Il mondo e le categorie dell’economia bresciana si connettono con l’Europa. Le imprese manifatturiere ed agricole, ma anche i centri di ricerca, le università, i consorzi, i semplici cittadini. Per capire dai principali attori pubblici e privati dell’Unione lo stato dell’arte sui progetti che riguardano l’innovazione, la sostenibilità e l’economia circolare, per conoscere i bandi con le risorse che nei prossimi sette anni l’Ue metterà a disposizione delle imprese in questi campi.

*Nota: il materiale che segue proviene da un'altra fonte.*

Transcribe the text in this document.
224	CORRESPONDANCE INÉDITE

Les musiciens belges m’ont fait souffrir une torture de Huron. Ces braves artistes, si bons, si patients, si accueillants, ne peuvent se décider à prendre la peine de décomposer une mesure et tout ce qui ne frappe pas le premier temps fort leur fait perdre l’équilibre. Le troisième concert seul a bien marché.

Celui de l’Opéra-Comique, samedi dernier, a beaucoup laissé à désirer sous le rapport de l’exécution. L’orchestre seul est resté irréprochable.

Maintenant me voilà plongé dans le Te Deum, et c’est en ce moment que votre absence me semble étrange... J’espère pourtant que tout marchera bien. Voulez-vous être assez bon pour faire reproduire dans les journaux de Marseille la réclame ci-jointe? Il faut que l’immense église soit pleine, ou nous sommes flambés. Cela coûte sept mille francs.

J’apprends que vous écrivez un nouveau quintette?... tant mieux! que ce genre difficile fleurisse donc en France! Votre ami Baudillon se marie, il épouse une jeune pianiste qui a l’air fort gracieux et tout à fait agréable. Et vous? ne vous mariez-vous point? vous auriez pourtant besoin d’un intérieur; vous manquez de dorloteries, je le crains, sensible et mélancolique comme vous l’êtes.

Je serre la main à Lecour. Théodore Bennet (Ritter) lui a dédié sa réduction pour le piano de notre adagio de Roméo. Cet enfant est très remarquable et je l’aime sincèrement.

L’obiettivo è fare di Brescia la capitale italiana dello sviluppo sostenibile, grazie a idee, iniziative, investimenti nell’industria, nell’agricoltura, nel contesto urbano del capoluogo. È questo il senso di «Futura digital time», in programma da venerdì 27 a domenica 29 sul web. Tre giorni di confronto a distanza con protagonisti da una parte le imprese, dall’altra funzionari della Commissione europea e gli esperti dell’European Technology Platform, l’ente che promuove l’innovazione con le imprese leader dei vari settori, gli enti pubblici, i centri di ricerca.

Industria. Si tratta di argomenti tutt’altro che astrusi. Riguardano il futuro del pianeta, ma anche la stessa sopravvivenza del sistema produttivo. Angelo Baronchelli, vice presidente di Confindustria, lo dice chiaramente: «Le imprese che negli anni scorsi sono state attente ai temi della sostenibilità, investendo, sono ancora forti sul mercato, chi non ha capito la novità è scomparso». Confindustria Brescia partecipa in maniera convinta a «Futura». Allo stesso modo anche la Coldiretti. «Brescia agricola - sottolinea il vice presidente Silvano Brescianini - guarda con grande interesse all’innovazione nella filiera agroalimentare e al rapporto con la biodiversità». Il contributo della Fondazione Una verterà proprio su quest’ultimo aspetto. «Il nostro compito è far dialogare il mondo venatorio, quello scientifico e quello agricolo, finora rimasti separati» spiega il presidente Maurizio Zipponi.
In calendario, sabato, un confronto sul ruolo della prossima Pac (Politica agricola comune) per la conservazione della biodiversità, anche per sollecitare l’alleanza fra cacciatori e agricoltori a questo scopo. Una delle tante proposte, che coinvolgono il sistema produttivo ma anche i singoli cittadini, le associazioni, chi è interessato a conoscere dove e come si muove l’Europa. Per vivere meglio l’economia e l’ambiente.